3CX Desktop App Supply Chain Attack Leaves Millions at Risk
The 3CX desktop app, a popular voice and video conferencing software, is being targeted in an active supply chain attack. The attackers are using digitally signed and rigged installers of the software to target downstream customers, with cybersecurity researchers tracking the activity under the name SmoothOperator. The attackers registered a massive attack infrastructure in February 2022, using the trojanized 3CX desktop app as the first stage in a multi-stage attack that pulls ICO files appended with Base64 data from GitHub and ultimately leads to a third-stage infostealer DLL. The final payload is an information stealer capable of gathering system information and sensitive data stored in several popular web browsers. The attack appears to be confined to the Windows Electron client and macOS versions of the PBX phone system. 3CX has more than 600,000 customers and 12 million users in 190 countries, including well-known names such as American Express, BMW, Honda, Ikea, Pepsi, and Toyota. 3CX is working on a software update for its desktop app, and cybersecurity firm CrowdStrike suspects the attack to be linked to a North Korean nation-state actor it tracks as Labyrinth Chollima (aka Nickel Academy), a sub-cluster within the notorious Lazarus Group.
Malicious links still on EU Commission website as hackers change tactics
It has been reported that cybercriminals used the European Commission’s European School Education Platform to spread hundreds of malicious links for illegal streaming links, money, and premium account generators. The attack was detected on March 10 but said that 20 days on, the EU executive is still struggling to regain control of the situation. The Commission has reportedly removed most of the fake profiles on the website, but malicious actors have found a new way to exploit it by uploading PDF files with malicious links. Criminals impersonated educational institutions to fill their profiles with keywords associated with illicit content and to leave malicious links at the bottom of the profile.

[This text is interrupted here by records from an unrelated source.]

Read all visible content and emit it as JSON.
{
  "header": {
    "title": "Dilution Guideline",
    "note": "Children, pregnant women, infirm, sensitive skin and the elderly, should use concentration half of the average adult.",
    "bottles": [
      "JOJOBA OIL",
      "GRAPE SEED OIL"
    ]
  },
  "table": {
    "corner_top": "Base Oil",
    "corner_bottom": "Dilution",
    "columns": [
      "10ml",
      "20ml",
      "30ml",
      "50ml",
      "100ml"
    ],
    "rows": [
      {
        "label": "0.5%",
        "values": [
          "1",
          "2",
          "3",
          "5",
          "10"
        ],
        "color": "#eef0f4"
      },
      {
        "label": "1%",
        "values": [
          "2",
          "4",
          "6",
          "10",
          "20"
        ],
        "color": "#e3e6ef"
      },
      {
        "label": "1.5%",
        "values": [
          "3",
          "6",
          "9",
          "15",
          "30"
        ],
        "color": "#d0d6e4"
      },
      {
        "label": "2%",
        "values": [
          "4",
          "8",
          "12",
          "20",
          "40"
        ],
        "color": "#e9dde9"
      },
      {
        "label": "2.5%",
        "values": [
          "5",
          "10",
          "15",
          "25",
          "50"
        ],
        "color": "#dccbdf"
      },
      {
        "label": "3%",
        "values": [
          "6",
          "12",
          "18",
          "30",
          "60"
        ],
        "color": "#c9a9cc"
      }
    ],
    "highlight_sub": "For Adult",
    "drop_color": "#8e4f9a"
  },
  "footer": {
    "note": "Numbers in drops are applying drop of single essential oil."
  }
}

North Korea Is Now Mining Crypto to Launder Its Stolen Loot
North Korean hacking group APT43, also known as Kimsuky or Thallium, has reportedly started using hashing services to launder stolen cryptocurrency. These services allow anyone to buy and sell computing power to calculate the mathematical strings necessary to mine most cryptocurrencies, resulting in newly mined coins with no apparent links to criminal activity. Cybersecurity firm Mandiant has seen tens of thousands of dollars’ worth of crypto flow into hashing services that it believes have been paid in by APT43 crypto wallets. The payments should be clean, however, there have been some instances of funds being commingled with crypto in wallets that Mandiant previously identified from years of tracking APT43 hacking campaigns.